EA Ireland

Northern Ireland Executive Returns – Time to Deliver

After two years of cold storage, political parties went through a rapid thaw to re-establish the political institutions of Northern Ireland. Within one week of the DUP opting to re-enter power sharing, the assembly was recalled, ministries were carved out and the first executive meeting of the 7th assembly took place. This is just the beginning of what will be a defining number of years for the energy sector in Northern Ireland. In this article the EAI sets out what areas should be prioritised for the in-tray of the new executive.

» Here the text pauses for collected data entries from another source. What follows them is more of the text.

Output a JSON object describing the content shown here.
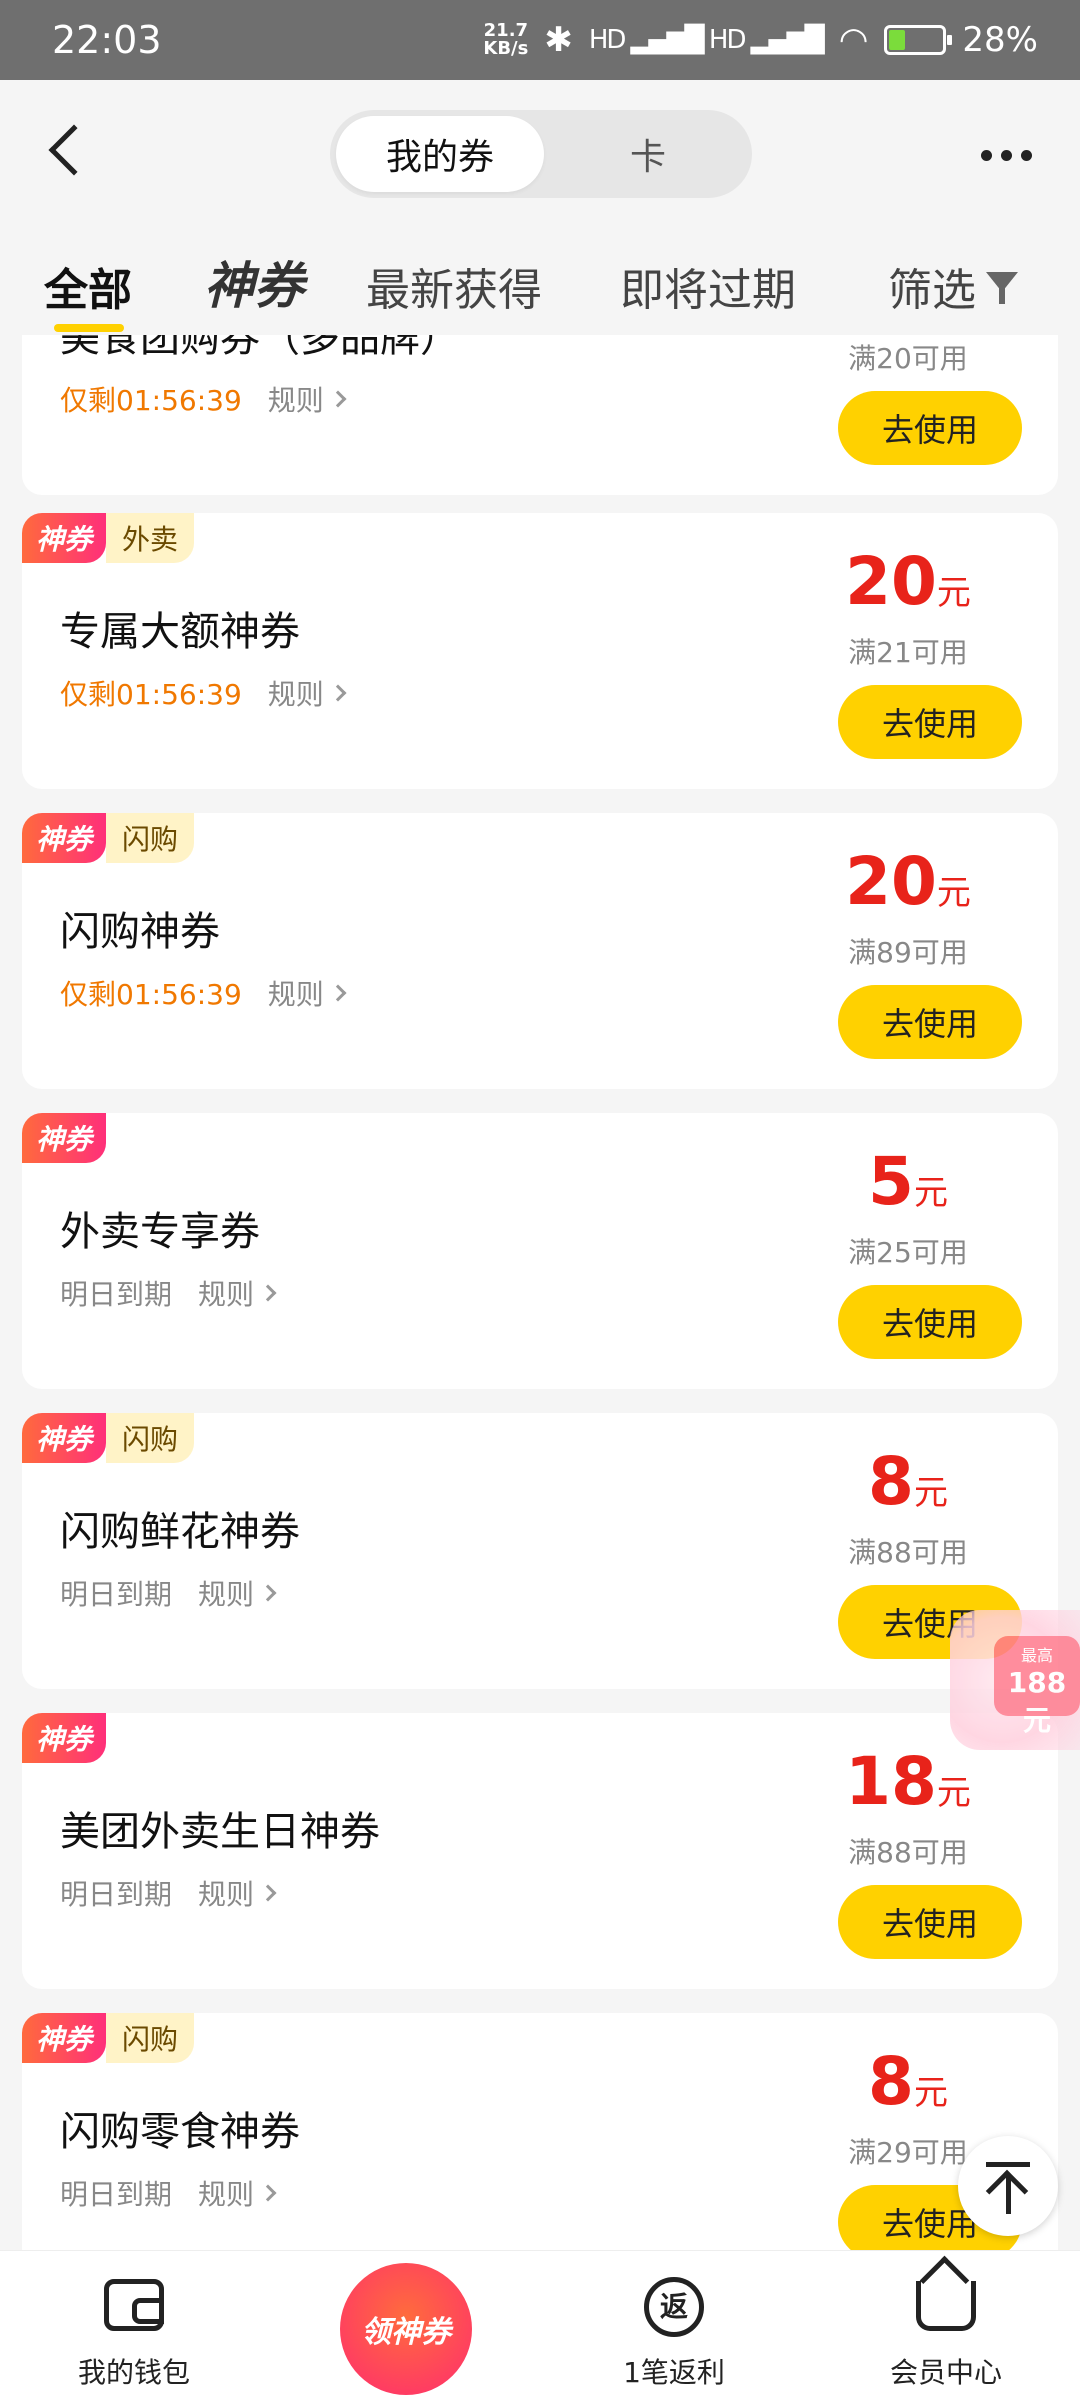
{
  "status": {
    "time": "22:03",
    "net_speed": "21.7",
    "net_unit": "KB/s",
    "signal": "HD ▂▄▆█ HD ▂▄▆█",
    "battery": "28%"
  },
  "header": {
    "tab_coupons": "我的券",
    "tab_cards": "卡"
  },
  "filters": {
    "all": "全部",
    "shen": "神券",
    "newest": "最新获得",
    "expiring": "即将过期",
    "filter": "筛选"
  },
  "coupons": [
    {
      "badge": "",
      "type": "",
      "title": "美食团购券（多品牌）",
      "countdown": "仅剩01:56:39",
      "expire": "",
      "rule": "规则",
      "amount": "",
      "unit": "",
      "condition": "满20可用",
      "button": "去使用"
    },
    {
      "badge": "神券",
      "type": "外卖",
      "title": "专属大额神券",
      "countdown": "仅剩01:56:39",
      "expire": "",
      "rule": "规则",
      "amount": "20",
      "unit": "元",
      "condition": "满21可用",
      "button": "去使用"
    },
    {
      "badge": "神券",
      "type": "闪购",
      "title": "闪购神券",
      "countdown": "仅剩01:56:39",
      "expire": "",
      "rule": "规则",
      "amount": "20",
      "unit": "元",
      "condition": "满89可用",
      "button": "去使用"
    },
    {
      "badge": "神券",
      "type": "",
      "title": "外卖专享券",
      "countdown": "",
      "expire": "明日到期",
      "rule": "规则",
      "amount": "5",
      "unit": "元",
      "condition": "满25可用",
      "button": "去使用"
    },
    {
      "badge": "神券",
      "type": "闪购",
      "title": "闪购鲜花神券",
      "countdown": "",
      "expire": "明日到期",
      "rule": "规则",
      "amount": "8",
      "unit": "元",
      "condition": "满88可用",
      "button": "去使用"
    },
    {
      "badge": "神券",
      "type": "",
      "title": "美团外卖生日神券",
      "countdown": "",
      "expire": "明日到期",
      "rule": "规则",
      "amount": "18",
      "unit": "元",
      "condition": "满88可用",
      "button": "去使用"
    },
    {
      "badge": "神券",
      "type": "闪购",
      "title": "闪购零食神券",
      "countdown": "",
      "expire": "明日到期",
      "rule": "规则",
      "amount": "8",
      "unit": "元",
      "condition": "满29可用",
      "button": "去使用"
    }
  ],
  "promo": {
    "small": "最高",
    "amount": "188元"
  },
  "bottom_nav": {
    "wallet": "我的钱包",
    "center": "领神券",
    "rebate_icon": "返",
    "rebate": "1笔返利",
    "member": "会员中心"
  },
  "colors": {
    "accent": "#ffd100",
    "price": "#e8231a",
    "countdown": "#f07800"
  }
}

The first most pressing issue is the creation of a NI renewable energy support scheme (RESS). The absence of such a scheme has caused prospective investment and capital being diverted away from NI. Naturally, this is a major concern for a region which is seeking to reverse the tide of investment being poached to the Republic or Britain

Consultation on the broad design considerations for a RESS in NI was conducted by the Department for the Economy (DfE) while the Assembly was on ice. Now, there is clearly a need for political momentum to push for and fund this scheme.

Smart metering is the cornerstone to delivering effective demand-side management. However, the wide scale rollout of smart meters to every household and business has not just fallen behind, it has outrightly not happened.

A cost-benefit analysis was prepared by the DfE with KPMG investigating a range of rollout scenarios. This cost-benefit analysis illustrated that the “rapid” rollout scenario aiming to be completed by 2027 is the optimal option. Clearly Economy Minister Conor Murphy will have to also act rapidly or risk endangering NI’s ability to deliver active demand side management.

As the Celtic Interconnector between France and the Single Electricity Market (SEM) approaches, questions regarding the reintegration of the SEM with EU electricity markets will come to the fore. Given that power-sharing collapsed over disputes regarding post-Brexit trade arrangements, there may be little appetite for another EU showdown.

Add into the mix the newly formed “Windsor Framework Democratic Scrutiny” committee. This committee is focused on scrutinising proposed EU laws with the potential to act as a “Stormont brake”. This “brake” is a mechanism that gives the NI Assembly the power to object to changes to EU rules that apply in Northern Ireland. The question as to whether the Celtic interconnector could pump this brake remains to be seen.

In the meantime, the Executive and wider Assembly has plenty on its plate to keep itself busy. Although there has been an outpouring of positive signalling from all parts of the political spectrum, all it takes is for one cold front from any direction for NI’s political institutions to return to an icy winter.